We are seeking a highly motivated and skilled engineer to join our team. The ideal candidate will have a strong background in managing server hardware including network, storage, compute, and AI. In addition, experienced in validation of failed server hardware.
Roles and Responsibilities:
- Manage and maintain fleet of server racks from different OEMs (network, storage, compute, and AI hardware).
- High performance clustered file system access and administration, preferably GPFS/IBM Scale.
- FC/Infiniband based SAN administration
- Interface with OEM vendors for firmware and driver update related maintenance.
- Support failure analysis initiatives through the utilization of available HW resources to validate rack-level, system level, module level failures from different Meta's datacenters.
- Manage and maintain network infrastructure for the lab, including switches, routers, and firewalls.
- Configure and manage network protocols, such as TCP/IP, DNS, and DHCP.
- Ensure network security and compliance with company policies and industry standards.

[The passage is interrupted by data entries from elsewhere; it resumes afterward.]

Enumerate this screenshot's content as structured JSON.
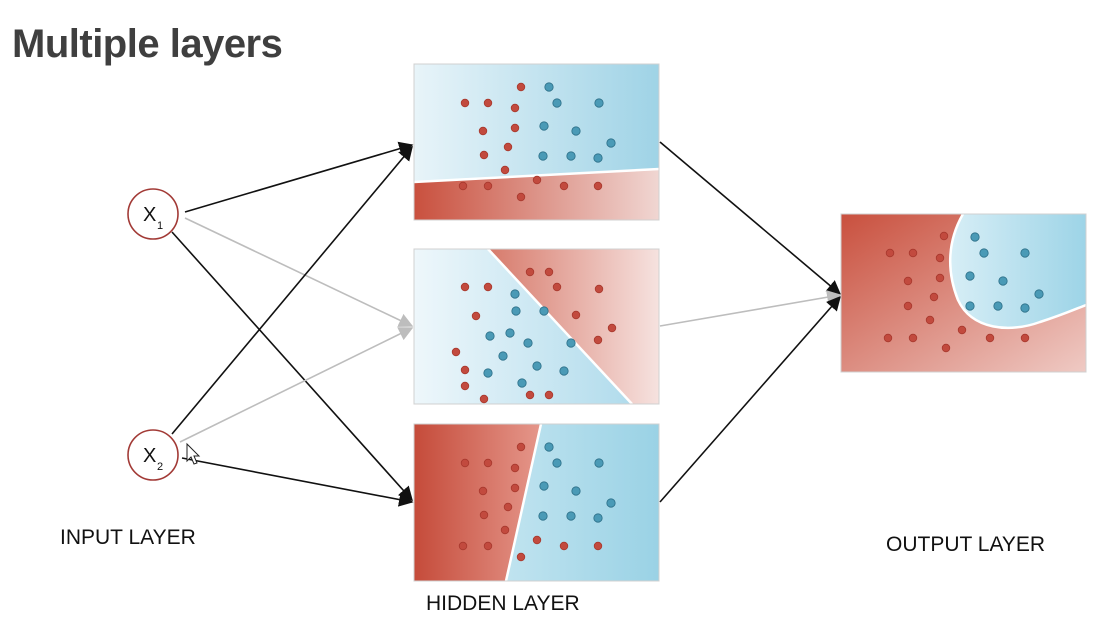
{
  "title": "Multiple layers",
  "labels": {
    "input_layer": "INPUT LAYER",
    "hidden_layer": "HIDDEN LAYER",
    "output_layer": "OUTPUT LAYER"
  },
  "nodes": {
    "x1": {
      "main": "X",
      "sub": "1"
    },
    "x2": {
      "main": "X",
      "sub": "2"
    }
  },
  "colors": {
    "red_point": "#c24a3e",
    "blue_point": "#4a9ab6",
    "red_region": "#cd5a48",
    "blue_region": "#9fd5e7",
    "node_border": "#a23a36",
    "strong_edge": "#111111",
    "faint_edge": "#bdbdbd"
  }
}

- Experience working with LLMs and popular frameworks such as TensorFlow or PyTorch.
- Design and implement containerized applications using Docker and Kubernetes.

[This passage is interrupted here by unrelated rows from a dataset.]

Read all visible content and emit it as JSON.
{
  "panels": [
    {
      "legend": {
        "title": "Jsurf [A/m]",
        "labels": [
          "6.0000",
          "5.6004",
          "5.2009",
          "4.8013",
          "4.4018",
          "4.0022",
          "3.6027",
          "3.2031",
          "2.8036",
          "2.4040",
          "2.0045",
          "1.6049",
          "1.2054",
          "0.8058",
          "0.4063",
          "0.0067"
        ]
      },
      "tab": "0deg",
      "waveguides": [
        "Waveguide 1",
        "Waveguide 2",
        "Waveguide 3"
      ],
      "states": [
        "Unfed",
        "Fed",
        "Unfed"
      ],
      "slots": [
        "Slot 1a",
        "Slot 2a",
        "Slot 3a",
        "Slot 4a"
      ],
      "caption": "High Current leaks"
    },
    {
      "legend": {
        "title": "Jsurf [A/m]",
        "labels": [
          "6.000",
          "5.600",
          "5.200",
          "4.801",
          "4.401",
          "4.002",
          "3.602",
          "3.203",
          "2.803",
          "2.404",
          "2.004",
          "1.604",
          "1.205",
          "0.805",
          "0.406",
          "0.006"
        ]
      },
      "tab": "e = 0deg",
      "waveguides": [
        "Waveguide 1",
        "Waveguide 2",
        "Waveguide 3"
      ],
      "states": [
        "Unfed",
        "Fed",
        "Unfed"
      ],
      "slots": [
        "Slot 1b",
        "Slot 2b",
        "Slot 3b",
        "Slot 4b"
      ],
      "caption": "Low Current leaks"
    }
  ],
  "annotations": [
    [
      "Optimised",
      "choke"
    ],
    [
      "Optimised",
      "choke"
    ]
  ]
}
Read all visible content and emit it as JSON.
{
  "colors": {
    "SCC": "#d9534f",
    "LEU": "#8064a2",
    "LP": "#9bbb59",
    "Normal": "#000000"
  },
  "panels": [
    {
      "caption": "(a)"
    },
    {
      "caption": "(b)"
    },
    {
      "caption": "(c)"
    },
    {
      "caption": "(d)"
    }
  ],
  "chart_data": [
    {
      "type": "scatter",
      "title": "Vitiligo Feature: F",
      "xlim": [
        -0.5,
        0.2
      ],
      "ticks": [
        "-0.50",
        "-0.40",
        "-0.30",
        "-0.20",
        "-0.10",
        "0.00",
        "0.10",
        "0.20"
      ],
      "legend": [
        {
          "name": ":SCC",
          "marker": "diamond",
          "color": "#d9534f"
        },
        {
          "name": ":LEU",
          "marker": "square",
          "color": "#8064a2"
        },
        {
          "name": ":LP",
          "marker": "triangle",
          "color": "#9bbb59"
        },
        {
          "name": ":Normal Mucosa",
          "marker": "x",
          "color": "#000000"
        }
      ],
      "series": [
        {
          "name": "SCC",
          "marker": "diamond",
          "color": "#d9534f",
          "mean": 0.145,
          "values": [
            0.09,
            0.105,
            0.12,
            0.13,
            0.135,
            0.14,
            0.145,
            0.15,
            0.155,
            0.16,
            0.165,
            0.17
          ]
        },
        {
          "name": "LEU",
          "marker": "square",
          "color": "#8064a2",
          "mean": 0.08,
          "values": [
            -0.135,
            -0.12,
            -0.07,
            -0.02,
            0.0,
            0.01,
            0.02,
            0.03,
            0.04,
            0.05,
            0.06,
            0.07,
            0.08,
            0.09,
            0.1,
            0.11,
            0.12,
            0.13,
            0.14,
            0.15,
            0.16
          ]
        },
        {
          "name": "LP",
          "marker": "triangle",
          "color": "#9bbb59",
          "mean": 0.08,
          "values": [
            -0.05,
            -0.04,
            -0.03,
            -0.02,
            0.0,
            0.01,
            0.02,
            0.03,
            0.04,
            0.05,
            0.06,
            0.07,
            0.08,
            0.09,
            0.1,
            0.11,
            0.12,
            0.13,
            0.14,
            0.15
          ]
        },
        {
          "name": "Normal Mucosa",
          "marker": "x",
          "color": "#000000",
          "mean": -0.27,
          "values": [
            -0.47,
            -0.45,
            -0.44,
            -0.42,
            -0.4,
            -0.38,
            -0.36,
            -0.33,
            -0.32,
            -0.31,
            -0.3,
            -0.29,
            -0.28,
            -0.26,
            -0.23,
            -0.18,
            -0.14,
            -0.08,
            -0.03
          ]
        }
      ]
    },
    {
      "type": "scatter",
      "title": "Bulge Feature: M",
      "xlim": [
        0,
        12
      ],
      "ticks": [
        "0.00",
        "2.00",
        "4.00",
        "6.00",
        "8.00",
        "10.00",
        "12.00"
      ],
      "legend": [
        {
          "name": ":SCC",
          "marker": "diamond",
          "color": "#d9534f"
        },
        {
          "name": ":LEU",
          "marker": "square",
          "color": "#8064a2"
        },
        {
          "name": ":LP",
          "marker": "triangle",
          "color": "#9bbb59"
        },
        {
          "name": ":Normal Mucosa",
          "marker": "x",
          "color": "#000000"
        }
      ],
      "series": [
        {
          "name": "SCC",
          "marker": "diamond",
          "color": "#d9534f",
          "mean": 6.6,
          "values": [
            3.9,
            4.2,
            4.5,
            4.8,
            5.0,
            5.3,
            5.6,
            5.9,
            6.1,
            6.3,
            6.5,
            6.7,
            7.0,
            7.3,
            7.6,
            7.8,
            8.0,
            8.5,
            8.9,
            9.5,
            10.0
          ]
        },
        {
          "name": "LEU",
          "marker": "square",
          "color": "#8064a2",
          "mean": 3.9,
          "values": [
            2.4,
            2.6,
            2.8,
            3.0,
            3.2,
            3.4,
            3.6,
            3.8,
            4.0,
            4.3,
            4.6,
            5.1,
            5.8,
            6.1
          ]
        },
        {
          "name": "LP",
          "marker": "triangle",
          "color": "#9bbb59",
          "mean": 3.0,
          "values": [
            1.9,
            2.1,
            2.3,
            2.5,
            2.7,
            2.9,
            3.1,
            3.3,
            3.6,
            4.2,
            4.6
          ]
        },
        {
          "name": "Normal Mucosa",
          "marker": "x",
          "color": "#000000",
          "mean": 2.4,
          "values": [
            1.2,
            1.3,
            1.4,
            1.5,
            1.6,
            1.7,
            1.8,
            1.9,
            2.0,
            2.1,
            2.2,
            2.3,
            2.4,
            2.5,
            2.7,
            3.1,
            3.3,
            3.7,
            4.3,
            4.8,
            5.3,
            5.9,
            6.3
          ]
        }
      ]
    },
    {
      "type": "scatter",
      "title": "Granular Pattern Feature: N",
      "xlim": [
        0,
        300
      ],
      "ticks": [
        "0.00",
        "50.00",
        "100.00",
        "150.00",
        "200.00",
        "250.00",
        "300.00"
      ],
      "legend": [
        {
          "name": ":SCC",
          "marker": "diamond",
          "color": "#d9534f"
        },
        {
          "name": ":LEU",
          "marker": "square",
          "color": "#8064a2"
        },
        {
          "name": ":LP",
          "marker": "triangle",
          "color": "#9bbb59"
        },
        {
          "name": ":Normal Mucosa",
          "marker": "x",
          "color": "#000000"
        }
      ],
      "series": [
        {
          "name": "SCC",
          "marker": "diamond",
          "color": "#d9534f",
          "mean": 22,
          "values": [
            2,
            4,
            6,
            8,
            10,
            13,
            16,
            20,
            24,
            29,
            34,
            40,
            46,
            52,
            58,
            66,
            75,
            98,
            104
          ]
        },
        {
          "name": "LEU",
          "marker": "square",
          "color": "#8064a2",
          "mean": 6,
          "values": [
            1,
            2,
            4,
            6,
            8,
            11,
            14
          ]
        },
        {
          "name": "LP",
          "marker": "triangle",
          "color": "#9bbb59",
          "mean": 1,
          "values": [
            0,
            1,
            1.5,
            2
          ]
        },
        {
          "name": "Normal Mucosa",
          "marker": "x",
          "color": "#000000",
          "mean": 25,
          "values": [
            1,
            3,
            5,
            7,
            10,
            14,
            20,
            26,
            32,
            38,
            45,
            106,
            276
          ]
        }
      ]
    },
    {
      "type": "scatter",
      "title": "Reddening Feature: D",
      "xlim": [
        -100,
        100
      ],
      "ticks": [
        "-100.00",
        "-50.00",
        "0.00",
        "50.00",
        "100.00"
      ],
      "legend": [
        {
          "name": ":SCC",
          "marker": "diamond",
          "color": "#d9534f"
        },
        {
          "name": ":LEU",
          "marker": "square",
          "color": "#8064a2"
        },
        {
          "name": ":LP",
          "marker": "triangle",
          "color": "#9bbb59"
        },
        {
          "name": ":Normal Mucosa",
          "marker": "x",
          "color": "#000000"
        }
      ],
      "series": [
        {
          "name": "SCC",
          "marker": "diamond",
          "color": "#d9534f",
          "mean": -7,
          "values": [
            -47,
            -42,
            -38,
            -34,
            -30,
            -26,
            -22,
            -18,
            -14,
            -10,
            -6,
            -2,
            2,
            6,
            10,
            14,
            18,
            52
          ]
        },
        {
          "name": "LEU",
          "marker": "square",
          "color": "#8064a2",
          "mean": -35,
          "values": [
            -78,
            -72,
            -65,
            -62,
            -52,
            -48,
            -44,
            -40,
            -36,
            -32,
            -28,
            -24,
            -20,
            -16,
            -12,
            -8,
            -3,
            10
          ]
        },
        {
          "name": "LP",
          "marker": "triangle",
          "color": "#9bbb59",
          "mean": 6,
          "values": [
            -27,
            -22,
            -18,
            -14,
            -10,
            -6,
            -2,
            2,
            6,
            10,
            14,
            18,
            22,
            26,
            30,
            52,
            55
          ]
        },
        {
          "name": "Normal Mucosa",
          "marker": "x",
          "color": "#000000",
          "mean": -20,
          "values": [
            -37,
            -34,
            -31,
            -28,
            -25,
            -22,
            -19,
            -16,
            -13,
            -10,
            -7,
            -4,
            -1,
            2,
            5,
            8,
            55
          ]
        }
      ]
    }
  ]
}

- Manage and maintain virtual machines using popular hypervisors, such as VMware or KVM.
- Provide support with failure analysis labs - inventory management, safety audits, and maintaining access controls to critical server hardware.
- Support root cause analysis and diagnosing hardware/software issues. Isolate failures in platform, firmware, BIOS, CPLD, and other applications.
- Experience working with dediprog tools (FW/BIOS debug).
- Provide regular updates to failure analysis lead and collaborate with the team on different mission critical projects.
Qualifications:
- Bachelor’s or master’s degree in computer science, Electrical Engineering, or related field.
- 5+ years of experience in server rack management, lab infrastructure management, and/or related fields.
- Experience with debugging and troubleshooting complex hardware issues, including storage, compute, and AI.
- Strong experience with Linux (RedHat, Fedora, CentOS, etc.) or Unix operating systems.
- Experience with scripting languages, such as Python, PowerShell, PHP, Perl, etc.
- Experience working with containerization, Kubernetes, docker, and virtual machine management.
- Experience with failed server hardware validation, including BIOS/CPLD FW debug.
- Knowledge of network protocols, including TCP/IP, DNS, and DHCP.
- Strong knowledge of server hardware components, including motherboards, power distribution boards, and storage systems.
- Strong problem-solving skills and ability to work independently.
- Excellent communication and documentation skills.